The Embedding Project sums up the criticisms of materiality assessments:
“Here’s the problem: materiality assessments that focus on perceived importance very often fail to identify emerging sustainability issues and business risks, fail to direct attention towards your company’s biggest impacts and greatest opportunities to contribute to positive systems change, and as a result, struggle to meaningfully inform business strategy. In what other part of the strategy process do we look out the window and ask who is carrying the largest placard?” (Embedding Project, Materiality Assessments: why it’s time for a new approach)
THE DOUBLE MATERIALITY CHALLENGE
Companies are facing a new challenge in their sustainability journey: double materiality.

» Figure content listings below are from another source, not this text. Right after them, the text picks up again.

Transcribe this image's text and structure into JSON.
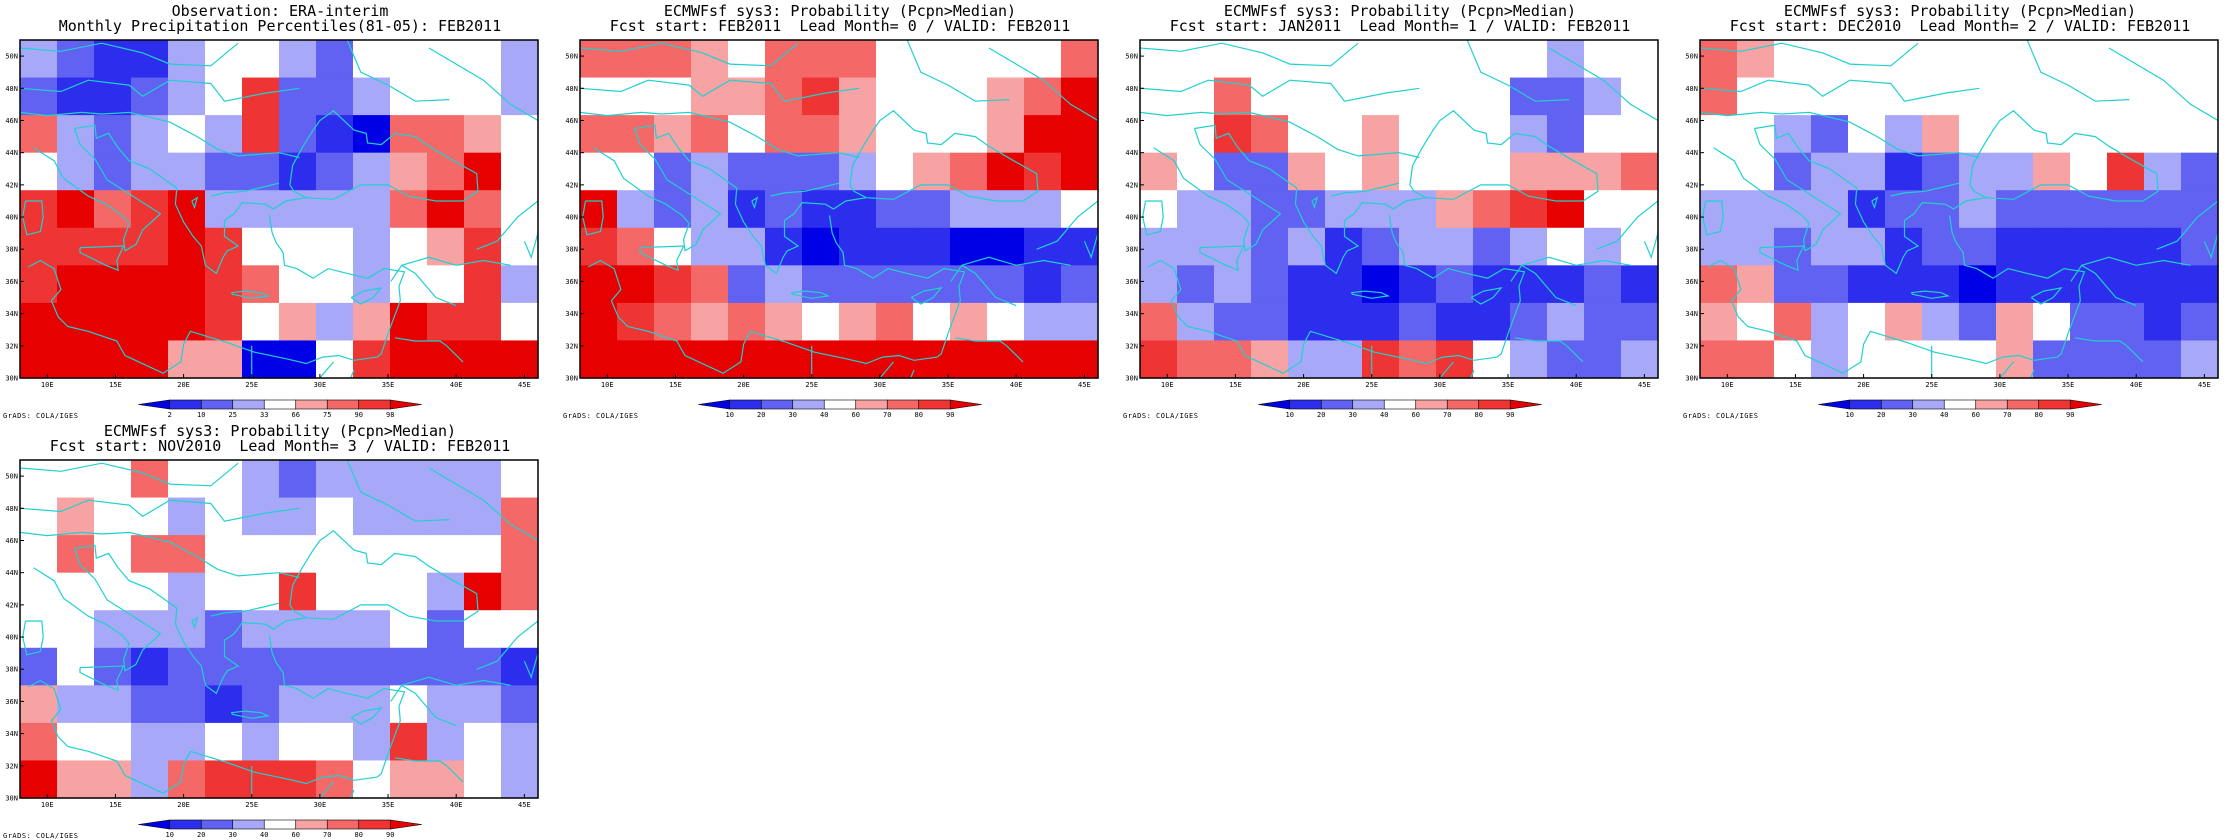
{
  "panels": [
    {
      "title1": "Observation: ERA-interim",
      "title2": "Monthly Precipitation Percentiles(81-05): FEB2011",
      "kind": "pct"
    },
    {
      "title1": "ECMWFsf sys3: Probability (Pcpn>Median)",
      "title2": "Fcst start: FEB2011  Lead Month= 0 / VALID: FEB2011",
      "kind": "prob"
    },
    {
      "title1": "ECMWFsf sys3: Probability (Pcpn>Median)",
      "title2": "Fcst start: JAN2011  Lead Month= 1 / VALID: FEB2011",
      "kind": "prob"
    },
    {
      "title1": "ECMWFsf sys3: Probability (Pcpn>Median)",
      "title2": "Fcst start: DEC2010  Lead Month= 2 / VALID: FEB2011",
      "kind": "prob"
    },
    {
      "title1": "ECMWFsf sys3: Probability (Pcpn>Median)",
      "title2": "Fcst start: NOV2010  Lead Month= 3 / VALID: FEB2011",
      "kind": "prob"
    }
  ],
  "grads_label": "GrADS: COLA/IGES",
  "lat_labels": [
    "50N",
    "48N",
    "46N",
    "44N",
    "42N",
    "40N",
    "38N",
    "36N",
    "34N",
    "32N",
    "30N"
  ],
  "lon_labels": [
    "10E",
    "15E",
    "20E",
    "25E",
    "30E",
    "35E",
    "40E",
    "45E"
  ],
  "colorbar": {
    "pct_labels": [
      "2",
      "10",
      "25",
      "33",
      "66",
      "75",
      "90",
      "98"
    ],
    "prob_labels": [
      "10",
      "20",
      "30",
      "40",
      "60",
      "70",
      "80",
      "90"
    ],
    "colors": [
      "#0000e6",
      "#2d2dee",
      "#6161f2",
      "#a8a8f8",
      "#ffffff",
      "#f7a3a3",
      "#f56868",
      "#ef3434",
      "#e60000"
    ]
  },
  "chart_data": {
    "type": "heatmap",
    "x_range": [
      8,
      46
    ],
    "y_range": [
      30,
      51
    ],
    "grid": "9 rows x 14 cols of 2.5 deg cells (lat 30-51N, lon 8-46E)",
    "category_index_meaning": "0=lowest class (deep blue) ... 4=neutral (white) ... 8=highest class (deep red)",
    "maps": [
      [
        [
          3,
          2,
          1,
          1,
          3,
          4,
          4,
          3,
          2,
          4,
          4,
          4,
          4,
          3
        ],
        [
          2,
          1,
          1,
          2,
          3,
          4,
          7,
          2,
          2,
          3,
          4,
          4,
          4,
          3
        ],
        [
          6,
          3,
          2,
          3,
          4,
          3,
          7,
          2,
          1,
          0,
          6,
          6,
          5,
          4
        ],
        [
          4,
          3,
          2,
          3,
          3,
          2,
          2,
          1,
          2,
          3,
          5,
          6,
          8,
          4
        ],
        [
          7,
          8,
          6,
          7,
          8,
          3,
          3,
          3,
          3,
          3,
          6,
          8,
          6,
          4
        ],
        [
          7,
          7,
          7,
          7,
          8,
          7,
          4,
          4,
          4,
          3,
          4,
          5,
          7,
          4
        ],
        [
          7,
          8,
          8,
          8,
          8,
          7,
          6,
          4,
          4,
          3,
          4,
          4,
          7,
          3
        ],
        [
          8,
          8,
          8,
          8,
          8,
          7,
          4,
          5,
          3,
          5,
          8,
          7,
          7,
          4
        ],
        [
          8,
          8,
          8,
          8,
          5,
          5,
          0,
          0,
          4,
          7,
          8,
          8,
          8,
          8
        ]
      ],
      [
        [
          6,
          6,
          6,
          5,
          4,
          6,
          6,
          6,
          4,
          4,
          4,
          4,
          4,
          6
        ],
        [
          4,
          4,
          4,
          5,
          5,
          6,
          7,
          5,
          4,
          4,
          4,
          5,
          6,
          8
        ],
        [
          6,
          6,
          5,
          6,
          4,
          6,
          6,
          5,
          4,
          4,
          4,
          5,
          8,
          8
        ],
        [
          4,
          4,
          2,
          3,
          2,
          2,
          2,
          3,
          4,
          5,
          6,
          8,
          7,
          8
        ],
        [
          8,
          3,
          2,
          3,
          1,
          2,
          1,
          1,
          2,
          2,
          3,
          3,
          3,
          4
        ],
        [
          7,
          6,
          4,
          3,
          3,
          1,
          0,
          1,
          1,
          1,
          0,
          0,
          1,
          1
        ],
        [
          8,
          8,
          7,
          6,
          2,
          3,
          2,
          2,
          2,
          2,
          2,
          2,
          1,
          2
        ],
        [
          8,
          7,
          6,
          5,
          6,
          5,
          4,
          5,
          6,
          4,
          5,
          4,
          3,
          3
        ],
        [
          8,
          8,
          8,
          8,
          8,
          8,
          8,
          8,
          8,
          8,
          8,
          8,
          8,
          8
        ]
      ],
      [
        [
          4,
          4,
          4,
          4,
          4,
          4,
          4,
          4,
          4,
          4,
          4,
          3,
          4,
          4
        ],
        [
          4,
          4,
          6,
          4,
          4,
          4,
          4,
          4,
          4,
          4,
          2,
          2,
          3,
          4
        ],
        [
          4,
          4,
          7,
          6,
          4,
          4,
          5,
          4,
          4,
          4,
          3,
          2,
          4,
          4
        ],
        [
          5,
          4,
          2,
          2,
          5,
          4,
          5,
          4,
          4,
          4,
          5,
          5,
          5,
          6
        ],
        [
          4,
          3,
          3,
          2,
          2,
          3,
          3,
          3,
          5,
          6,
          7,
          8,
          4,
          4
        ],
        [
          3,
          3,
          3,
          2,
          3,
          1,
          2,
          3,
          3,
          2,
          3,
          4,
          3,
          4
        ],
        [
          3,
          2,
          3,
          2,
          1,
          1,
          0,
          1,
          2,
          1,
          1,
          1,
          2,
          1
        ],
        [
          6,
          3,
          2,
          2,
          1,
          1,
          1,
          2,
          1,
          1,
          2,
          3,
          2,
          2
        ],
        [
          7,
          6,
          6,
          5,
          3,
          3,
          7,
          6,
          7,
          4,
          3,
          2,
          2,
          3
        ]
      ],
      [
        [
          6,
          5,
          4,
          4,
          4,
          4,
          4,
          4,
          4,
          4,
          4,
          4,
          4,
          4
        ],
        [
          6,
          4,
          4,
          4,
          4,
          4,
          4,
          4,
          4,
          4,
          4,
          4,
          4,
          4
        ],
        [
          4,
          4,
          3,
          2,
          4,
          3,
          5,
          4,
          4,
          4,
          4,
          4,
          4,
          4
        ],
        [
          4,
          4,
          2,
          3,
          3,
          1,
          2,
          3,
          3,
          5,
          4,
          7,
          3,
          2
        ],
        [
          3,
          3,
          3,
          3,
          1,
          2,
          2,
          3,
          2,
          2,
          2,
          2,
          2,
          2
        ],
        [
          3,
          3,
          2,
          3,
          3,
          1,
          2,
          2,
          1,
          1,
          1,
          1,
          1,
          2
        ],
        [
          6,
          5,
          2,
          2,
          1,
          1,
          1,
          0,
          1,
          1,
          1,
          1,
          1,
          1
        ],
        [
          5,
          4,
          6,
          3,
          4,
          5,
          3,
          2,
          5,
          4,
          2,
          2,
          1,
          2
        ],
        [
          6,
          6,
          4,
          3,
          4,
          4,
          4,
          4,
          5,
          2,
          2,
          2,
          2,
          3
        ]
      ],
      [
        [
          4,
          4,
          4,
          6,
          4,
          4,
          3,
          2,
          3,
          3,
          3,
          3,
          3,
          4
        ],
        [
          4,
          5,
          4,
          4,
          3,
          4,
          3,
          3,
          4,
          3,
          3,
          3,
          3,
          6
        ],
        [
          4,
          6,
          4,
          6,
          6,
          4,
          4,
          4,
          4,
          4,
          4,
          4,
          4,
          6
        ],
        [
          4,
          4,
          4,
          4,
          3,
          4,
          4,
          7,
          4,
          4,
          4,
          3,
          8,
          6
        ],
        [
          4,
          4,
          3,
          3,
          3,
          2,
          3,
          3,
          3,
          3,
          4,
          2,
          4,
          4
        ],
        [
          2,
          4,
          2,
          1,
          2,
          2,
          2,
          2,
          2,
          2,
          2,
          2,
          2,
          1
        ],
        [
          5,
          3,
          3,
          2,
          2,
          1,
          2,
          3,
          3,
          3,
          4,
          3,
          3,
          2
        ],
        [
          6,
          4,
          4,
          3,
          3,
          4,
          3,
          4,
          4,
          3,
          7,
          3,
          4,
          3
        ],
        [
          8,
          5,
          5,
          3,
          6,
          7,
          7,
          7,
          6,
          4,
          5,
          5,
          4,
          3
        ]
      ]
    ]
  }
}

This concept emphasises not only the impacts of environmental, social, and governance issues (ESG) on companies (financial materiality) but also the impacts of companies on people and the planet (impact materiality). Double materiality is a holistic approach and is gaining momentum, as the EU’s new Corporate Sustainability Reporting Directive has embraced it.
Two key players are leading the charge in setting the standards for double materiality: the ISSB (International Sustainability Standards Board) and the Global Reporting Initiative (GRI).
The ISSB, overseen by the IFRS Foundation, released the first two global standards in June 2023: IFRS S1 (general requirements for disclosure of sustainability-related financial information) and IFRS S2 (climate-related disclosures). These standards prescribe the disclosure of ESG factors that influence enterprise value, focusing on financial materiality.
The GRI sets the standard for disclosure of a company’s impacts on the systems around them (impact materiality). The updated GRI Universal Standards came into effect on January 1, 2023, and define material topics as those that “represent the organization’s most significant impacts on the economy, environment, and people, including impacts on their human rights”.
Context and impact are both very important in the updated standards. You must now understand your company’s environmental and social context; identify actual and potential impacts on people and the planet; assess the significance of the impacts (instead of importance and significance to stakeholders); and prioritise on that basis.
Source: Biodiversity and Finance
So, what does this mean for companies? The challenge is to move from an ‘inside-out’ approach, solely considering the importance of sustainability issues to stakeholders, to an ‘outside-in’ approach, identifying impacts on people and the planet.
In double materiality, a company will report both on how its business is affected by sustainability issues (quadrants 2 and 4) and how its activities impact society and the environment (quadrants 1 and 3).
Double materiality offers an exciting opportunity to redefine how businesses measure their success. By integrating double materiality into their reporting, companies can showcase their commitment to both financial prosperity and positive societal and environmental impacts. It’s a chance to walk the talk and embrace sustainability in its entirety — an opportunity not to be missed in today’s world of conscious consumers and stakeholder-driven businesses.